The church tower of Canisbay, as with that at Dunnet, is probably of pre-Reformation date. Traditionally, the present church is meant to have been built on top of a round tower, thought to have been separate from the contemporary church and perhaps the burial vault of the Sinclairs of Mey (Houston 1996a, 318); it is possible that this reflects the presence of the broch rather than a round tower as at Egilsay church, Orkney. The pair of carved pillars, now against the north wall of the Mey aisle, may have originally formed part of this vault (ibid.). The church's two transepts appear to date from the seventeenth century, while the main body of the building dates to the early eighteenth century and was further altered in the nineteenth century. The gravestones, including those of the de Groat family, date back to the sixteenth century.

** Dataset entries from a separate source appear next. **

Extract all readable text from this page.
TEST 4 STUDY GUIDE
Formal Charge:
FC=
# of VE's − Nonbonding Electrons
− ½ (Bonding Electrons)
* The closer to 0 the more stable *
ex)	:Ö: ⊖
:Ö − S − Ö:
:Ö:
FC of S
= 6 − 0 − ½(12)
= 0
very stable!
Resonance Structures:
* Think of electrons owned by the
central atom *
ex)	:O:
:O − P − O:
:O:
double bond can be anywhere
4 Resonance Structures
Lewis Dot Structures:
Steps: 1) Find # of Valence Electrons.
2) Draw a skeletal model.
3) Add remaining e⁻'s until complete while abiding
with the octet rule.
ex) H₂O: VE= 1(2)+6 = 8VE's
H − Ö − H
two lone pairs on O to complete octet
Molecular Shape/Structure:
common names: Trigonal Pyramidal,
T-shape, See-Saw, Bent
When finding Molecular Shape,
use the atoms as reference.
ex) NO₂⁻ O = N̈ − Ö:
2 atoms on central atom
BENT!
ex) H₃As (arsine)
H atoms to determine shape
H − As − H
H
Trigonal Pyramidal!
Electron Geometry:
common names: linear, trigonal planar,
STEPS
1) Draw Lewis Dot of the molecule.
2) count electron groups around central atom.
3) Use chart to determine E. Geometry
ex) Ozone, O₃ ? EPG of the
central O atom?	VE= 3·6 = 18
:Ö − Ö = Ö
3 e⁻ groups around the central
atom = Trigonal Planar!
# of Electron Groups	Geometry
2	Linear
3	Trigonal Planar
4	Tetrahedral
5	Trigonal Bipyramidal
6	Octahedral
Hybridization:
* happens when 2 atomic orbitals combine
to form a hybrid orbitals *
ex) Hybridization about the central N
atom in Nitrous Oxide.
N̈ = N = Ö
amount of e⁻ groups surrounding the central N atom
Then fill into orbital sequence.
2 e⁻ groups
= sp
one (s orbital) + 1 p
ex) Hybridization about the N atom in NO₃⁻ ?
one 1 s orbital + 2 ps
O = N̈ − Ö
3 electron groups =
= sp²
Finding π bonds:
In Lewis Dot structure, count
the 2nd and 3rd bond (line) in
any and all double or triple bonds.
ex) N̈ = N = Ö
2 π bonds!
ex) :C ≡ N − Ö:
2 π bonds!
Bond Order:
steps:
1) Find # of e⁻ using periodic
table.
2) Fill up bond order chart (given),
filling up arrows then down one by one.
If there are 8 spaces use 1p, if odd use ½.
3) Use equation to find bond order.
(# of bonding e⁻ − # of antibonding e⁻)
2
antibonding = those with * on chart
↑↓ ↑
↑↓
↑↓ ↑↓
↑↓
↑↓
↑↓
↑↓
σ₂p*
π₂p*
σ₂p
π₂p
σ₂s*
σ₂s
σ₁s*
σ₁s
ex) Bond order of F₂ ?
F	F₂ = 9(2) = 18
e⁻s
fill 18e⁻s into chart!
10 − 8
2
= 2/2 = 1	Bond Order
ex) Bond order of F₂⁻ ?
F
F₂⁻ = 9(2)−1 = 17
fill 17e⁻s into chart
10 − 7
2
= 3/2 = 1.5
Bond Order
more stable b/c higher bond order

The church was assigned as a prebend of Dornoch cathedral by Bishop Gilbert in his constitution of the chapter in 1224 x 45 (OSR, no.9; Cowan 1967, 26). Both the parsonage and the vicarage continued to support a prebendary, while the cure was served by a vicar pensioner (ibid.). The parish was ‘at one time’ divided into districts. Mey included St. John’s Point at the north-west boundary of the bay where there is a chapel located within a prehistoric fort. When it was excavated in 1919 a cross-slab was found which had been re-used as a side-slab in a stone-lined grave which may be tenth century or earlier (Fisher, 2002, 45). Other chapel sites are St. Maddan’s at Freswick, St. Tustan’s (probably Drostan) at Brabster, St. Mary’s at Duncansby (Jolly 1840, 25) and a ‘chapel and burying-place’ at John of Groat’s House (Craven, l886, 204). Within this scheme, the parish church served only the adjacent district (ibid.). A slightly earlier description of the parish adds to this the two chapels on the island of Stroma ‘called commonly the Kirk of Stava and the Kirk of Old Skoil’ (Anon. nd., 156), while St. Irchard’s Chappell is mentioned in the Fasti Ecclesiae Scoticanae as a place of pilgrimage in post-Reformation times (Vol. VII, 116; Vol. VIII, 676). There is also the possible hermitage at Strubster, on the boundary of Canisbay, Wick and Bower parishes (Anon. nd., 156; see below).

Back to topPreliminary Evaluation (ed.)

The application of the name Papel to a rock is another of these names for coastal features from which it is difficult to draw any significance for the pre-Norse ecclesiastical situation. It is however different from the others in indicating a Papil site with habitative connotations rather than a topographical name like Papigeo (below). It may be a toponymic survival of a ‘papar’ settlement somewhere round the Bay, and the most likely place would have been at St. John’s Point, where one piece of early sculpture has been re-used in a later grave, and where there is the best land in the vicinity.32

Site details

· Papel ND 3420 7308    
· Canisbay Church ND 3434 7285 NMRS/SMR no. ND37SW4 RCAHMS no. 23
· St John’s Point chapel site in a prehistoric fort    

· Soil Survey: Class 42 (only at the headland of St. Johns Point)

OS maps:
Ordnance Survey, 1873 (1877). First edition. 1:2,500. Sheet II.16.
Ordnance Survey, 1905 (1907). Second edition. 1:2,500. Sheet II.16.
Ordnance Survey, 1981. 1:10,000 series. Sheet ND37SW.


31More likely to incorporate völlr (= level field) as its second element (ed.)

32The session records, dating back to 1652, are the second oldest in Scotland and may well contain a wealth of evidence for the survival of superstitions and traditional customs.